Socks: Lots of socks! I would recommend natural fiber socks because synthetic fibers can seem soft, but the threads can be irritating. They just don’t give. Clean dry socks are going to help you keep your feet warm while avoiding irritation from wet threads or avoid the excess moisture problems that can revive athletes foot and other fungal irritations. If your socks have gotten old and the threads are covered with little bumps that feel like gravel in your shoes, go get some new ones. They don’t have to be expensive, simply do what you need – keep your feet comfortable. Socks (and shoes) that are not too tight, but which permit your feet/toes to move will contribute to the warmth that you are seeking. They will work so well that you may not need the addition of heating pads that can get too hot or give you a chance to get tangled up in the cord, etc.

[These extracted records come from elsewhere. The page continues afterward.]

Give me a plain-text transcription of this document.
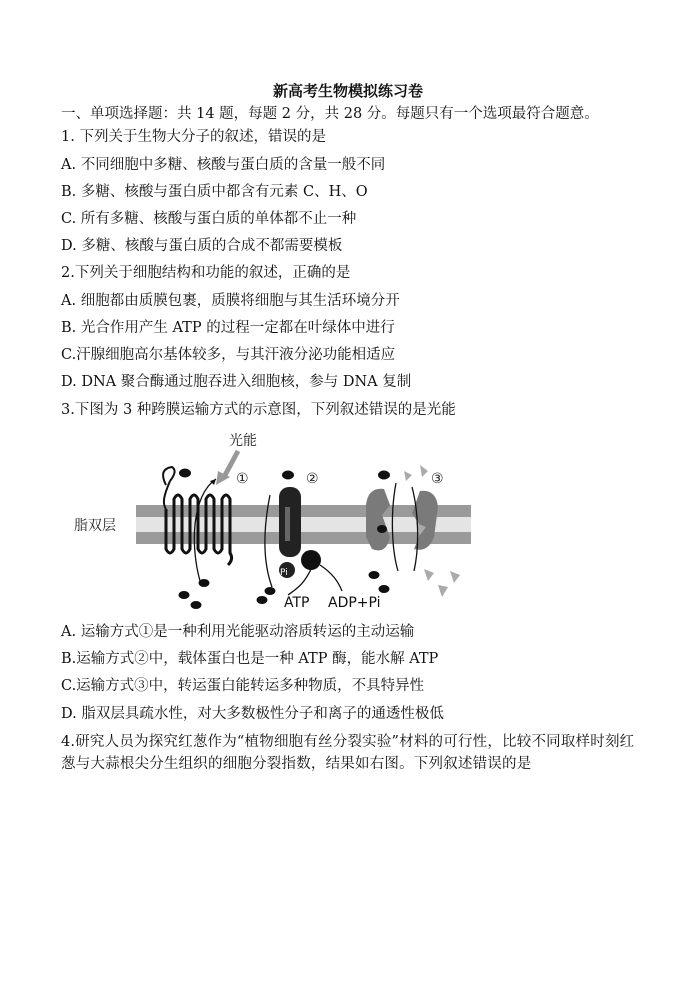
新高考生物模拟练习卷
一、单项选择题：共 14 题，每题 2 分，共 28 分。每题只有一个选项最符合题意。
1. 下列关于生物大分子的叙述，错误的是
A. 不同细胞中多糖、核酸与蛋白质的含量一般不同
B. 多糖、核酸与蛋白质中都含有元素 C、H、O
C. 所有多糖、核酸与蛋白质的单体都不止一种
D. 多糖、核酸与蛋白质的合成不都需要模板
2.下列关于细胞结构和功能的叙述，正确的是
A. 细胞都由质膜包裹，质膜将细胞与其生活环境分开
B. 光合作用产生 ATP 的过程一定都在叶绿体中进行
C.汗腺细胞高尔基体较多，与其汗液分泌功能相适应
D. DNA 聚合酶通过胞吞进入细胞核，参与 DNA 复制
3.下图为 3 种跨膜运输方式的示意图，下列叙述错误的是光能
脂双层
光能
①	②	③
Pi
ATP ADP+Pi
A. 运输方式①是一种利用光能驱动溶质转运的主动运输
B.运输方式②中，载体蛋白也是一种 ATP 酶，能水解 ATP
C.运输方式③中，转运蛋白能转运多种物质，不具特异性
D. 脂双层具疏水性，对大多数极性分子和离子的通透性极低
4.研究人员为探究红葱作为“植物细胞有丝分裂实验”材料的可行性，比较不同取样时刻红葱与大蒜根尖分生组织的细胞分裂指数，结果如右图。下列叙述错误的是
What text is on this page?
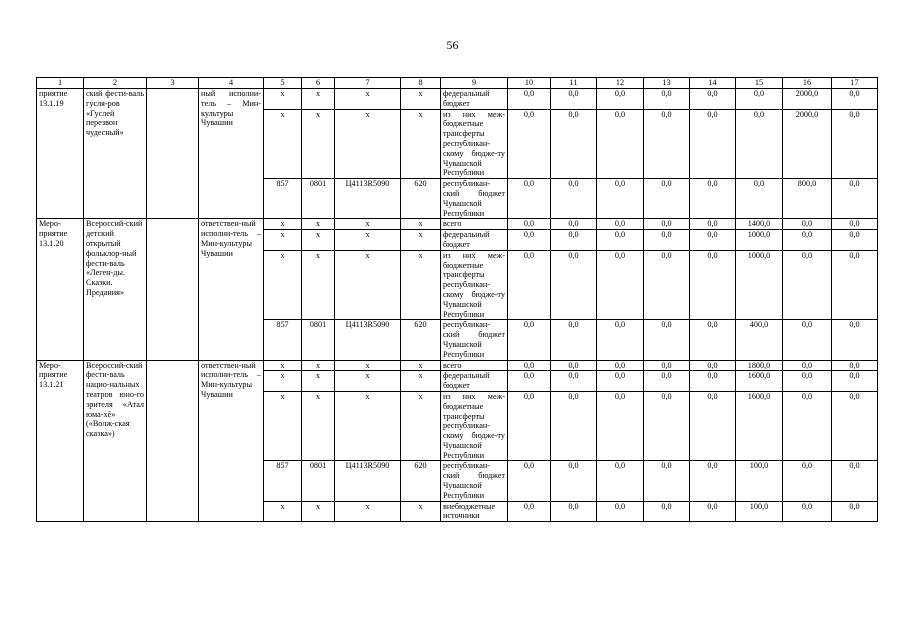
56
1	2	3	4	5	6	7	8	9	10	11	12	13	14	15	16	17
приятие 13.1.19	ский фести-валь гусля-ров «Гуслей перезвон чудесный»		ный исполни-тель – Мин-культуры Чувашии	x	x	x	x	федеральный бюджет	0,0	0,0	0,0	0,0	0,0	0,0	2000,0	0,0
				x	x	x	x	из них меж-бюджетные трансферты республикан-скому бюдже-ту Чувашской Республики	0,0	0,0	0,0	0,0	0,0	0,0	2000,0	0,0
				857	0801	Ц4113R5090	620	республикан-ский бюджет Чувашской Республики	0,0	0,0	0,0	0,0	0,0	0,0	800,0	0,0
Меро-приятие 13.1.20	Всероссий-ский детский открытый фольклор-ный фести-валь «Леген-ды. Сказки. Предания»		ответствен-ный исполни-тель – Мин-культуры Чувашии	x	x	x	x	всего	0,0	0,0	0,0	0,0	0,0	1400,0	0,0	0,0
				x	x	x	x	федеральный бюджет	0,0	0,0	0,0	0,0	0,0	1000,0	0,0	0,0
				x	x	x	x	из них меж-бюджетные трансферты республикан-скому бюдже-ту Чувашской Республики	0,0	0,0	0,0	0,0	0,0	1000,0	0,0	0,0
				857	0801	Ц4113R5090	620	республикан-ский бюджет Чувашской Республики	0,0	0,0	0,0	0,0	0,0	400,0	0,0	0,0
Меро-приятие 13.1.21	Всероссий-ский фести-валь нацио-нальных театров юно-го зрителя «Атал юма-хĕ» («Волж-ская сказка»)		ответствен-ный исполни-тель – Мин-культуры Чувашии	x	x	x	x	всего	0,0	0,0	0,0	0,0	0,0	1800,0	0,0	0,0
				x	x	x	x	федеральный бюджет	0,0	0,0	0,0	0,0	0,0	1600,0	0,0	0,0
				x	x	x	x	из них меж-бюджетные трансферты республикан-скому бюдже-ту Чувашской Республики	0,0	0,0	0,0	0,0	0,0	1600,0	0,0	0,0
				857	0801	Ц4113R5090	620	республикан-ский бюджет Чувашской Республики	0,0	0,0	0,0	0,0	0,0	100,0	0,0	0,0
				x	x	x	x	внебюджетные источники	0,0	0,0	0,0	0,0	0,0	100,0	0,0	0,0
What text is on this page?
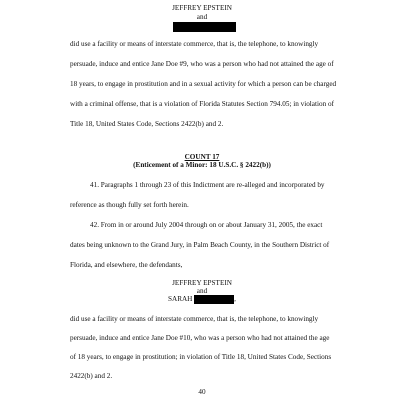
JEFFREY EPSTEIN
and
did use a facility or means of interstate commerce, that is, the telephone, to knowingly
persuade, induce and entice Jane Doe #9, who was a person who had not attained the age of
18 years, to engage in prostitution and in a sexual activity for which a person can be charged
with a criminal offense, that is a violation of Florida Statutes Section 794.05; in violation of
Title 18, United States Code, Sections 2422(b) and 2.
COUNT 17
(Enticement of a Minor: 18 U.S.C. § 2422(b))
41. Paragraphs 1 through 23 of this Indictment are re-alleged and incorporated by
reference as though fully set forth herein.
42. From in or around July 2004 through on or about January 31, 2005, the exact
dates being unknown to the Grand Jury, in Palm Beach County, in the Southern District of
Florida, and elsewhere, the defendants,
JEFFREY EPSTEIN
and
SARAH	,
did use a facility or means of interstate commerce, that is, the telephone, to knowingly
persuade, induce and entice Jane Doe #10, who was a person who had not attained the age
of 18 years, to engage in prostitution; in violation of Title 18, United States Code, Sections
2422(b) and 2.
40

Moisturizers: Lotions can be a great comfort to help exfoliate the rough skin of summer when feet were bare. You will see many warnings about lotion leading to extra moisture. Try using just a little less lotion. Taking a moment more to massage the lotion into your skin helps avoid that issue and provides circulation stimulation that has more benefits for the diabetic foot beyond soft skin. Pat your feet with a dry towel after a session with lotion to absorb any excess lotion.
Toenails: Your toenails might seem to sneak a lot of extra during the winter when you don’t look at them several times a day peeping out of sandal toes. When they get too long, they are going to cause pressure issues in your shoes. They can grow over the end of the toe curving back to dig into the toe’s tip. Make an appointment with yourself to give your toenails a good looking over at least once a week. Even better, get a pedicure or trade pedicures with someone else. While you’re checking to see if those nails need a trim, watch for spots that are quietly being rubbed red (and moving toward raw). Those spots are a hint to you to get different shoes or socks.
If you can take care of your own nails, make sure not to trim them too short. You don’t want to risk infection and irritation from even a tiny cut or snag from getting too close to the ‘quick’ on your toe. You may be able to use a file on your toenails regularly to keep them from ever getting long so long that they make you uncomfortable. If you must clip, work on toes that have been soaked in a shower or foot tub for a few minutes and are softer. Hard, dry nails can split and lead to the same infection problems.
Exercise: Moving around will help you keep your feet more comfortable because of the increased circulation. There will be blood flow, little or no tingling and more warmth from inside. “Inside warmth” is better than that achieved by socks, heating pads or drying hot water. Don’t let inclement weather keep you from moving around – you can lay out a path through your house to walk. It might not be ‘track and field’ activity, but it contributes to the exercise quota that you need.
In the event that you have a sore that doesn’t begin healing in a couple days, have tingling in your feet that doesn’t stop, have no feeling in your feet, call your doctor for an appointment. These things can be problems with diabetic feet. Neglecting them can lead to greater problems.